• [^] # Re: shopping humanitaire

    Posté par . En réponse au journal Echange / occasion informatique. Évalué à 3.

    Je note le conseil de lecture. Je note aussi que les critiques disponibles sur Internet sont très contrastées, il est notamment copieusement accusé d'écrire à charge uniquement. Pour ma part, puisque je ne l'ai pas encore lu, je ne peux pas en dire grand-chose, mais tout de même plusieurs choses m'intriguent :
    - l'auteur aurait-il confondu commerce équitable et Max Havelaar ? Si c'est le cas, c'est une lourde erreur. Personnellement, j'achète des produits issus du commerce équitable non Max Havelaar sur la base de la confiance que j'accorde aux personnes qui me disent qu'elles-mêmes ou leurs collègues vont sur place et constatent que ces pratiques améliorent effectivement les conditions de vie des travailleurs, par exemple des produits de la marque Rapunzel ou des vêtements.
    - l'auteur distingue-t-il entre les différentes marques qui apposent le label Max Havelaar sur leurs produits ? Il y a de grandes différences entre celles qui se limitent au minimum nécessaire (marques de distributeurs...) et celles qui vont plus loin et s'en expliquent (Solidar'Monde, etc).
    - l'auteur prend-il en compte la parole des marques elles-mêmes ? Sur la question du transport, par exemple : ils sont tout à fait conscients du problème et n'y peuvent pas grand-chose pour le moment. Ce n'est pas pour autant qu'il faut jeter le café avec l'eau du bateau.

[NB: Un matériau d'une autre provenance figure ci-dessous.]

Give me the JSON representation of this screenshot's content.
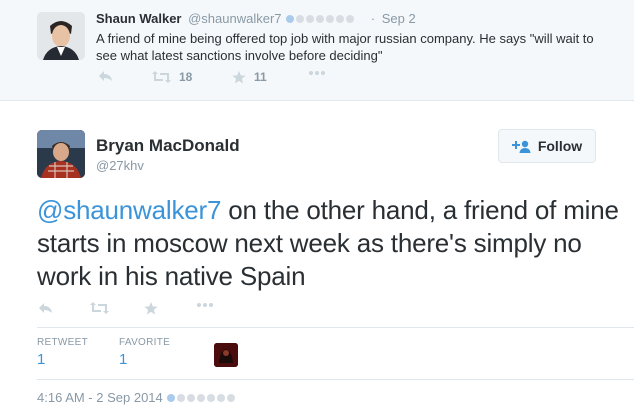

    De même, la question de la vente dans les supermarchés ou les boutiques grand public (La Redoute, etc) n'est pas si simple. Certes c'est très bien de faire des boutiques où les altermondialistes du quartier viennent tous les trois se tenir compagnie, et du reste j'en fréquente, mais vu le volume de production concerné, si on veut écouler les produits, il va bien falloir s'adresser à un grand nombre de clients d'une façon ou d'une autre - c'est une des premières revendications des producteurs concernés eux-mêmes. Les boutiques en ligne sont une piste, mais elles ne suffisent pas.